À ce jour, aucun indice ne dit que Steve Duarte, ce résident luxembourgeois de nationalité portugaise, ait été libéré ou pas. (capture ©rudaw.net)

Le Luxembourg soutient la proposition de la France de juger les jihadistes partis combattre en Syrie devant un tribunal pénal international. Mais rien n’est acquis.

L’offensive lancée le 9 octobre par la Turquie dans le nord de la Syrie n’a fait qu’accentuer le problème. Les Occidentaux redoutent que les 12 000 jihadistes détenus par les Kurdes en Syrie – dont 2 500 à 3 000 étrangers – ne s’évadent. Selon les dernières estimations, près de 800 femmes et enfants de jihadistes étrangers ont déjà réussi à s’enfuir du camp de déplacés à Aïn Issa. Mardi, le ministre russe de la Défense a annoncé que près de 500 jihadistes se sont échappés depuis le lancement de l’offensive turque.

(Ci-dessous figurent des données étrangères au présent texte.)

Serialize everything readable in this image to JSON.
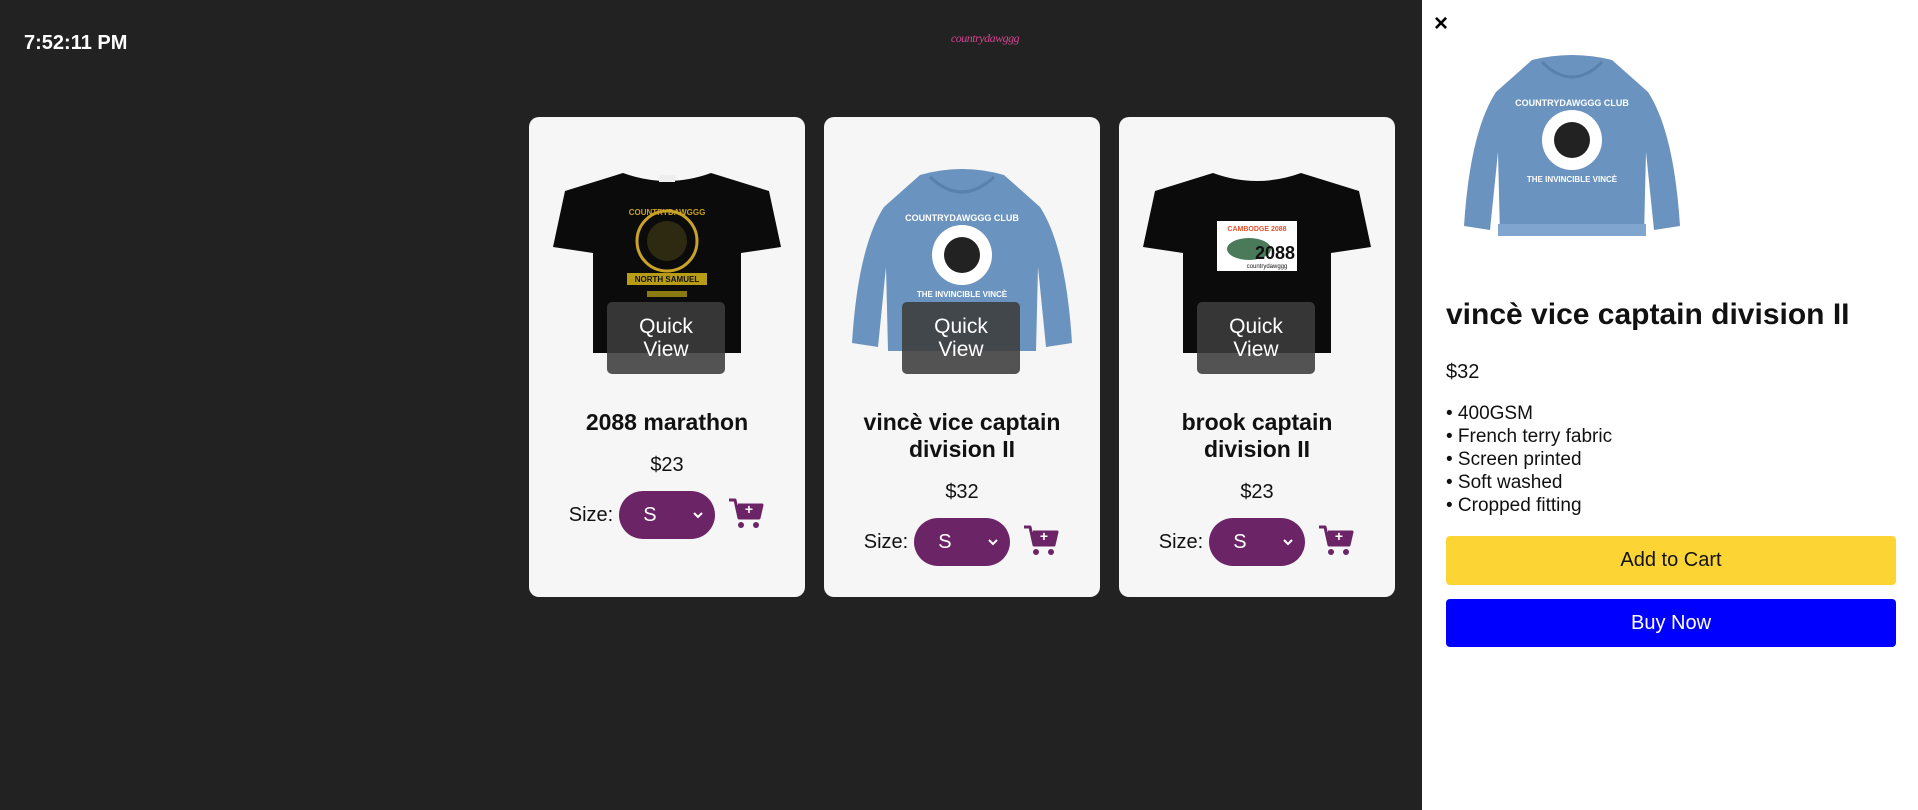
{
  "header": {
    "clock": "7:52:11 PM",
    "brand_logo": "countrydawggg",
    "brand_color": "#d4458f"
  },
  "products": [
    {
      "name": "2088 marathon",
      "price": "$23",
      "size_label": "Size:",
      "size_value": "S",
      "quick_view_label": "Quick View",
      "image": "black-tshirt-yellow-graphic",
      "cart_icon": "add-to-cart-icon"
    },
    {
      "name": "vincè vice captain division II",
      "price": "$32",
      "size_label": "Size:",
      "size_value": "S",
      "quick_view_label": "Quick View",
      "image": "blue-hoodie-countrydawggg-club",
      "cart_icon": "add-to-cart-icon"
    },
    {
      "name": "brook captain division II",
      "price": "$23",
      "size_label": "Size:",
      "size_value": "S",
      "quick_view_label": "Quick View",
      "image": "black-tshirt-cambodge-2088-bib",
      "cart_icon": "add-to-cart-icon"
    }
  ],
  "panel": {
    "close_label": "×",
    "title": "vincè vice captain division II",
    "price": "$32",
    "features": [
      "• 400GSM",
      "• French terry fabric",
      "• Screen printed",
      "• Soft washed",
      "• Cropped fitting"
    ],
    "add_to_cart_label": "Add to Cart",
    "buy_now_label": "Buy Now",
    "image": "blue-hoodie-countrydawggg-club"
  },
  "colors": {
    "page_bg": "#222222",
    "card_bg": "#f6f6f6",
    "size_select_bg": "#6b2566",
    "cart_icon": "#6b2566",
    "add_to_cart_bg": "#fcd535",
    "buy_now_bg": "#0000ff"
  },
  "hoodie_print": {
    "top_text": "COUNTRYDAWGGG CLUB",
    "bottom_text": "THE INVINCIBLE VINCÈ"
  },
  "tshirt_bib": {
    "top_text": "CAMBODGE 2088",
    "number": "2088",
    "bottom_text": "countrydawggg"
  },
  "tshirt_graphic": {
    "top_text": "COUNTRYDAWGGG",
    "middle_text": "NORTH SAMUEL"
  }
}
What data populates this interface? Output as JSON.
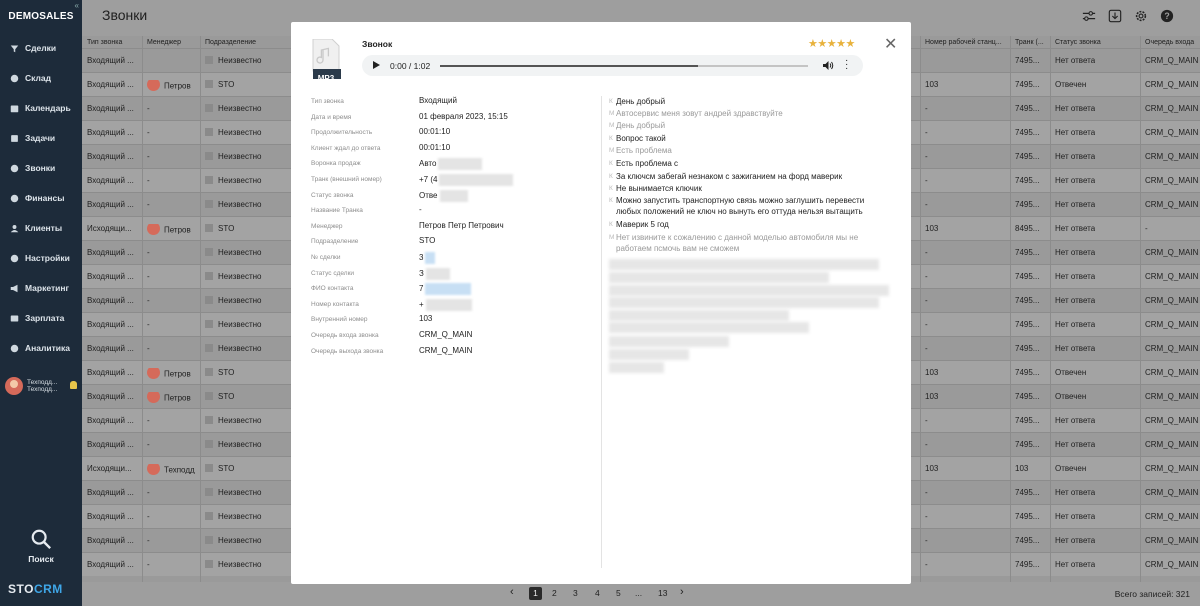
{
  "app": {
    "brand": "DEMOSALES",
    "logo_prefix": "STO",
    "logo_suffix": "CRM",
    "search_label": "Поиск"
  },
  "sidebar": {
    "items": [
      {
        "label": "Сделки",
        "icon": "funnel-icon"
      },
      {
        "label": "Склад",
        "icon": "box-icon"
      },
      {
        "label": "Календарь",
        "icon": "calendar-icon"
      },
      {
        "label": "Задачи",
        "icon": "tasks-icon"
      },
      {
        "label": "Звонки",
        "icon": "phone-icon"
      },
      {
        "label": "Финансы",
        "icon": "finance-icon"
      },
      {
        "label": "Клиенты",
        "icon": "clients-icon"
      },
      {
        "label": "Настройки",
        "icon": "gear-icon"
      },
      {
        "label": "Маркетинг",
        "icon": "megaphone-icon"
      },
      {
        "label": "Зарплата",
        "icon": "wallet-icon"
      },
      {
        "label": "Аналитика",
        "icon": "analytics-icon"
      }
    ],
    "user": {
      "line1": "Техподд...",
      "line2": "Техподд..."
    }
  },
  "header": {
    "title": "Звонки"
  },
  "table": {
    "headers": [
      "Тип звонка",
      "Менеджер",
      "Подразделение",
      "Номер рабочей станц...",
      "Транк (...",
      "Статус звонка",
      "Очередь входа"
    ],
    "rows": [
      {
        "type": "Входящий ...",
        "manager": "",
        "avatar": false,
        "dept": "Неизвестно",
        "station": "",
        "trunk": "7495...",
        "status": "Нет ответа",
        "queue": "CRM_Q_MAIN"
      },
      {
        "type": "Входящий ...",
        "manager": "Петров",
        "avatar": true,
        "dept": "STO",
        "station": "103",
        "trunk": "7495...",
        "status": "Отвечен",
        "queue": "CRM_Q_MAIN"
      },
      {
        "type": "Входящий ...",
        "manager": "-",
        "avatar": false,
        "dept": "Неизвестно",
        "station": "-",
        "trunk": "7495...",
        "status": "Нет ответа",
        "queue": "CRM_Q_MAIN"
      },
      {
        "type": "Входящий ...",
        "manager": "-",
        "avatar": false,
        "dept": "Неизвестно",
        "station": "-",
        "trunk": "7495...",
        "status": "Нет ответа",
        "queue": "CRM_Q_MAIN"
      },
      {
        "type": "Входящий ...",
        "manager": "-",
        "avatar": false,
        "dept": "Неизвестно",
        "station": "-",
        "trunk": "7495...",
        "status": "Нет ответа",
        "queue": "CRM_Q_MAIN"
      },
      {
        "type": "Входящий ...",
        "manager": "-",
        "avatar": false,
        "dept": "Неизвестно",
        "station": "-",
        "trunk": "7495...",
        "status": "Нет ответа",
        "queue": "CRM_Q_MAIN"
      },
      {
        "type": "Входящий ...",
        "manager": "-",
        "avatar": false,
        "dept": "Неизвестно",
        "station": "-",
        "trunk": "7495...",
        "status": "Нет ответа",
        "queue": "CRM_Q_MAIN"
      },
      {
        "type": "Исходящи...",
        "manager": "Петров",
        "avatar": true,
        "dept": "STO",
        "station": "103",
        "trunk": "8495...",
        "status": "Нет ответа",
        "queue": "-"
      },
      {
        "type": "Входящий ...",
        "manager": "-",
        "avatar": false,
        "dept": "Неизвестно",
        "station": "-",
        "trunk": "7495...",
        "status": "Нет ответа",
        "queue": "CRM_Q_MAIN"
      },
      {
        "type": "Входящий ...",
        "manager": "-",
        "avatar": false,
        "dept": "Неизвестно",
        "station": "-",
        "trunk": "7495...",
        "status": "Нет ответа",
        "queue": "CRM_Q_MAIN"
      },
      {
        "type": "Входящий ...",
        "manager": "-",
        "avatar": false,
        "dept": "Неизвестно",
        "station": "-",
        "trunk": "7495...",
        "status": "Нет ответа",
        "queue": "CRM_Q_MAIN"
      },
      {
        "type": "Входящий ...",
        "manager": "-",
        "avatar": false,
        "dept": "Неизвестно",
        "station": "-",
        "trunk": "7495...",
        "status": "Нет ответа",
        "queue": "CRM_Q_MAIN"
      },
      {
        "type": "Входящий ...",
        "manager": "-",
        "avatar": false,
        "dept": "Неизвестно",
        "station": "-",
        "trunk": "7495...",
        "status": "Нет ответа",
        "queue": "CRM_Q_MAIN"
      },
      {
        "type": "Входящий ...",
        "manager": "Петров",
        "avatar": true,
        "dept": "STO",
        "station": "103",
        "trunk": "7495...",
        "status": "Отвечен",
        "queue": "CRM_Q_MAIN"
      },
      {
        "type": "Входящий ...",
        "manager": "Петров",
        "avatar": true,
        "dept": "STO",
        "station": "103",
        "trunk": "7495...",
        "status": "Отвечен",
        "queue": "CRM_Q_MAIN"
      },
      {
        "type": "Входящий ...",
        "manager": "-",
        "avatar": false,
        "dept": "Неизвестно",
        "station": "-",
        "trunk": "7495...",
        "status": "Нет ответа",
        "queue": "CRM_Q_MAIN"
      },
      {
        "type": "Входящий ...",
        "manager": "-",
        "avatar": false,
        "dept": "Неизвестно",
        "station": "-",
        "trunk": "7495...",
        "status": "Нет ответа",
        "queue": "CRM_Q_MAIN"
      },
      {
        "type": "Исходящи...",
        "manager": "Техподд",
        "avatar": true,
        "dept": "STO",
        "station": "103",
        "trunk": "103",
        "status": "Отвечен",
        "queue": "CRM_Q_MAIN"
      },
      {
        "type": "Входящий ...",
        "manager": "-",
        "avatar": false,
        "dept": "Неизвестно",
        "station": "-",
        "trunk": "7495...",
        "status": "Нет ответа",
        "queue": "CRM_Q_MAIN"
      },
      {
        "type": "Входящий ...",
        "manager": "-",
        "avatar": false,
        "dept": "Неизвестно",
        "station": "-",
        "trunk": "7495...",
        "status": "Нет ответа",
        "queue": "CRM_Q_MAIN"
      },
      {
        "type": "Входящий ...",
        "manager": "-",
        "avatar": false,
        "dept": "Неизвестно",
        "station": "-",
        "trunk": "7495...",
        "status": "Нет ответа",
        "queue": "CRM_Q_MAIN"
      },
      {
        "type": "Входящий ...",
        "manager": "-",
        "avatar": false,
        "dept": "Неизвестно",
        "station": "-",
        "trunk": "7495...",
        "status": "Нет ответа",
        "queue": "CRM_Q_MAIN"
      }
    ]
  },
  "pagination": {
    "prev": "‹",
    "next": "›",
    "pages": [
      "1",
      "2",
      "3",
      "4",
      "5",
      "...",
      "13"
    ],
    "active": "1",
    "total": "Всего записей: 321"
  },
  "modal": {
    "file_badge": "MP3",
    "title": "Звонок",
    "rating": 5,
    "stars": "★★★★★",
    "close": "✕",
    "player": {
      "time": "0:00 / 1:02",
      "progress": 0.7
    },
    "fields": [
      {
        "label": "Тип звонка",
        "value": "Входящий",
        "blur": 0,
        "blur_color": ""
      },
      {
        "label": "Дата и время",
        "value": "01 февраля 2023, 15:15",
        "blur": 0,
        "blur_color": ""
      },
      {
        "label": "Продолжительность",
        "value": "00:01:10",
        "blur": 0,
        "blur_color": ""
      },
      {
        "label": "Клиент ждал до ответа",
        "value": "00:01:10",
        "blur": 0,
        "blur_color": ""
      },
      {
        "label": "Воронка продаж",
        "value": "Авто",
        "blur": 1,
        "blur_color": "gray"
      },
      {
        "label": "Транк (внешний номер)",
        "value": "+7 (4",
        "blur": 1,
        "blur_color": "gray"
      },
      {
        "label": "Статус звонка",
        "value": "Отве",
        "blur": 1,
        "blur_color": "gray"
      },
      {
        "label": "Название Транка",
        "value": "-",
        "blur": 0,
        "blur_color": ""
      },
      {
        "label": "Менеджер",
        "value": "Петров Петр Петрович",
        "blur": 0,
        "blur_color": ""
      },
      {
        "label": "Подразделение",
        "value": "STO",
        "blur": 0,
        "blur_color": ""
      },
      {
        "label": "№ сделки",
        "value": "3",
        "blur": 1,
        "blur_color": "blue"
      },
      {
        "label": "Статус сделки",
        "value": "З",
        "blur": 1,
        "blur_color": "gray"
      },
      {
        "label": "ФИО контакта",
        "value": "7",
        "blur": 1,
        "blur_color": "blue"
      },
      {
        "label": "Номер контакта",
        "value": "+",
        "blur": 1,
        "blur_color": "gray"
      },
      {
        "label": "Внутренний номер",
        "value": "103",
        "blur": 0,
        "blur_color": ""
      },
      {
        "label": "Очередь входа звонка",
        "value": "CRM_Q_MAIN",
        "blur": 0,
        "blur_color": ""
      },
      {
        "label": "Очередь выхода звонка",
        "value": "CRM_Q_MAIN",
        "blur": 0,
        "blur_color": ""
      }
    ],
    "transcript": [
      {
        "speaker": "К",
        "text": "День добрый",
        "role": "k"
      },
      {
        "speaker": "М",
        "text": "Автосервис меня зовут андрей здравствуйте",
        "role": "m"
      },
      {
        "speaker": "М",
        "text": "День добрый",
        "role": "m"
      },
      {
        "speaker": "К",
        "text": "Вопрос такой",
        "role": "k"
      },
      {
        "speaker": "М",
        "text": "Есть проблема",
        "role": "m"
      },
      {
        "speaker": "К",
        "text": "Есть проблема с",
        "role": "k"
      },
      {
        "speaker": "К",
        "text": "За ключсм забегай незнаком с зажиганием на форд маверик",
        "role": "k"
      },
      {
        "speaker": "К",
        "text": "Не вынимается ключик",
        "role": "k"
      },
      {
        "speaker": "К",
        "text": "Можно запустить транспортную связь можно заглушить перевести любых положений не ключ но вынуть его оттуда нельзя вытащить",
        "role": "k"
      },
      {
        "speaker": "К",
        "text": "Маверик 5 год",
        "role": "k"
      },
      {
        "speaker": "М",
        "text": "Нет извините к сожалению с данной моделью автомобиля мы не работаем псмочь вам не сможем",
        "role": "m"
      }
    ]
  },
  "colors": {
    "sidebar_bg": "#1d2b3a",
    "accent_blue": "#3fa7e8",
    "star": "#e8b23c",
    "overlay": "#9e9e9e"
  }
}
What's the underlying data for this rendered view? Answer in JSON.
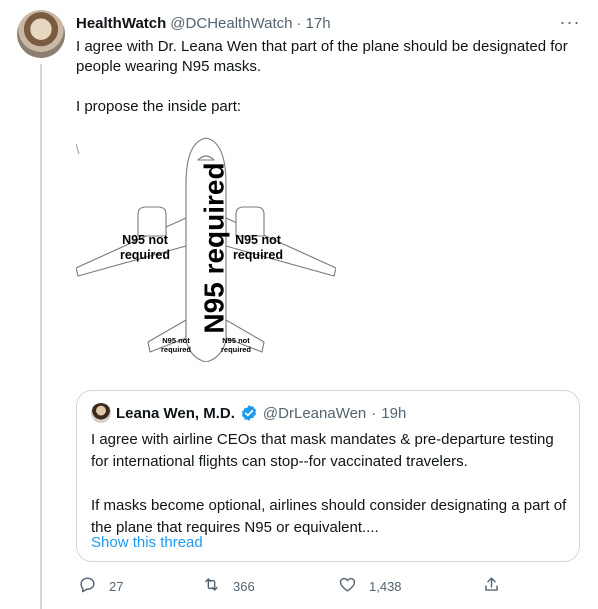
{
  "tweet": {
    "author_name": "HealthWatch",
    "author_handle": "@DCHealthWatch",
    "separator": "·",
    "time": "17h",
    "more_glyph": "···",
    "text_line1": "I agree with Dr. Leana Wen that part of the plane should be designated for people wearing N95 masks.",
    "text_line2": "I propose the inside part:"
  },
  "media": {
    "center_label": "N95 required",
    "left_wing_label_1": "N95 not",
    "left_wing_label_2": "required",
    "right_wing_label_1": "N95 not",
    "right_wing_label_2": "required",
    "left_tail_label_1": "N95 not",
    "left_tail_label_2": "required",
    "right_tail_label_1": "N95 not",
    "right_tail_label_2": "required"
  },
  "quote": {
    "author_name": "Leana Wen, M.D.",
    "author_handle": "@DrLeanaWen",
    "separator": "·",
    "time": "19h",
    "text_para1": "I agree with airline CEOs that mask mandates & pre-departure testing for international flights can stop--for vaccinated travelers.",
    "text_para2": "If masks become optional, airlines should consider designating a part of the plane that requires N95 or equivalent....",
    "show_thread": "Show this thread"
  },
  "actions": {
    "replies": "27",
    "retweets": "366",
    "likes": "1,438"
  },
  "colors": {
    "accent": "#1d9bf0",
    "secondary_text": "#536471",
    "border": "#cfd9de"
  }
}
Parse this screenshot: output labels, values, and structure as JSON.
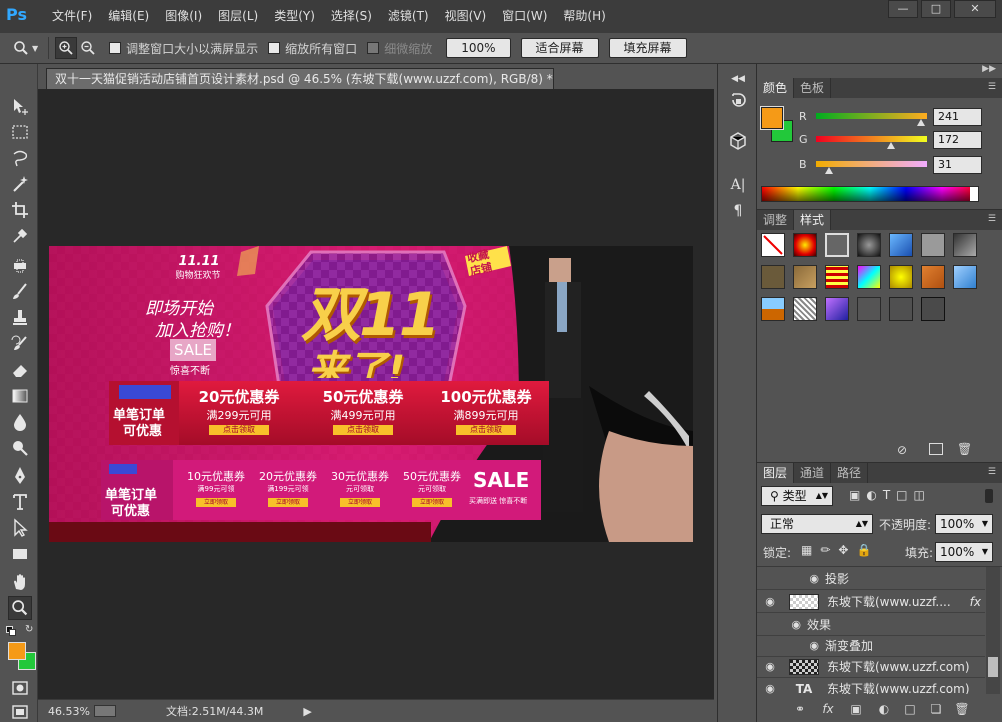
{
  "app": {
    "logo": "Ps"
  },
  "menus": [
    "文件(F)",
    "编辑(E)",
    "图像(I)",
    "图层(L)",
    "类型(Y)",
    "选择(S)",
    "滤镜(T)",
    "视图(V)",
    "窗口(W)",
    "帮助(H)"
  ],
  "options": {
    "resize_windows": "调整窗口大小以满屏显示",
    "zoom_all": "缩放所有窗口",
    "scrubby": "细微缩放",
    "percent_button": "100%",
    "fit_screen": "适合屏幕",
    "fill_screen": "填充屏幕"
  },
  "document": {
    "tab_title": "双十一天猫促销活动店铺首页设计素材.psd @ 46.5% (东坡下载(www.uzzf.com), RGB/8) *",
    "close": "×"
  },
  "banner": {
    "logo": "11.11",
    "logo_sub": "购物狂欢节",
    "line1": "即场开始",
    "line2": "加入抢购！",
    "sale": "SALE",
    "sale_sub": "惊喜不断",
    "headline1": "双11",
    "headline2": "来了!",
    "corner1": "收藏",
    "corner2": "店铺",
    "strip1": {
      "left1": "单笔订单",
      "left2": "可优惠",
      "coupons": [
        {
          "title": "20元优惠券",
          "cond": "满299元可用",
          "btn": "点击领取"
        },
        {
          "title": "50元优惠券",
          "cond": "满499元可用",
          "btn": "点击领取"
        },
        {
          "title": "100元优惠券",
          "cond": "满899元可用",
          "btn": "点击领取"
        }
      ]
    },
    "strip2": {
      "left1": "单笔订单",
      "left2": "可优惠",
      "coupons": [
        {
          "title": "10元优惠券",
          "cond": "满99元可领",
          "btn": "立即领取"
        },
        {
          "title": "20元优惠券",
          "cond": "满199元可领",
          "btn": "立即领取"
        },
        {
          "title": "30元优惠券",
          "cond": "元可领取",
          "btn": "立即领取"
        },
        {
          "title": "50元优惠券",
          "cond": "元可领取",
          "btn": "立即领取"
        }
      ],
      "sale": "SALE",
      "sale_sub": "买满即送 惊喜不断"
    }
  },
  "status": {
    "zoom": "46.53%",
    "doc": "文档:2.51M/44.3M"
  },
  "color_panel": {
    "tabs": [
      "颜色",
      "色板"
    ],
    "foreground": "#f59a17",
    "background": "#22c83a",
    "channels": [
      {
        "label": "R",
        "value": "241",
        "fraction": 0.945
      },
      {
        "label": "G",
        "value": "172",
        "fraction": 0.675
      },
      {
        "label": "B",
        "value": "31",
        "fraction": 0.12
      }
    ]
  },
  "styles_panel": {
    "tabs": [
      "调整",
      "样式"
    ]
  },
  "layers_panel": {
    "tabs": [
      "图层",
      "通道",
      "路径"
    ],
    "filter": "类型",
    "blend": "正常",
    "opacity_label": "不透明度:",
    "opacity": "100%",
    "lock_label": "锁定:",
    "fill_label": "填充:",
    "fill": "100%",
    "rows": [
      {
        "kind": "effect",
        "name": "投影"
      },
      {
        "kind": "layer",
        "name": "东坡下载(www.uzzf....",
        "fx": "fx"
      },
      {
        "kind": "effects-header",
        "name": "效果"
      },
      {
        "kind": "effect",
        "name": "渐变叠加"
      },
      {
        "kind": "layer",
        "name": "东坡下载(www.uzzf.com)"
      },
      {
        "kind": "text",
        "name": "东坡下载(www.uzzf.com)",
        "thumb": "TA"
      }
    ]
  }
}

Le «risque de dispersion», fustigé la semaine dernière par le Conseil de sécurité de l’ONU, est en train de se confirmer. Avec toutes les conséquences sur la situation sécuritaire à la clé. Les experts évoquent des migrations incontrôlées de jihadistes vers l’Europe avec le risque d’attentat par des personnes idéologisées et, d’autre part, la reconstitution de groupes terroristes combattants particulièrement aguerris et déterminés dans la région.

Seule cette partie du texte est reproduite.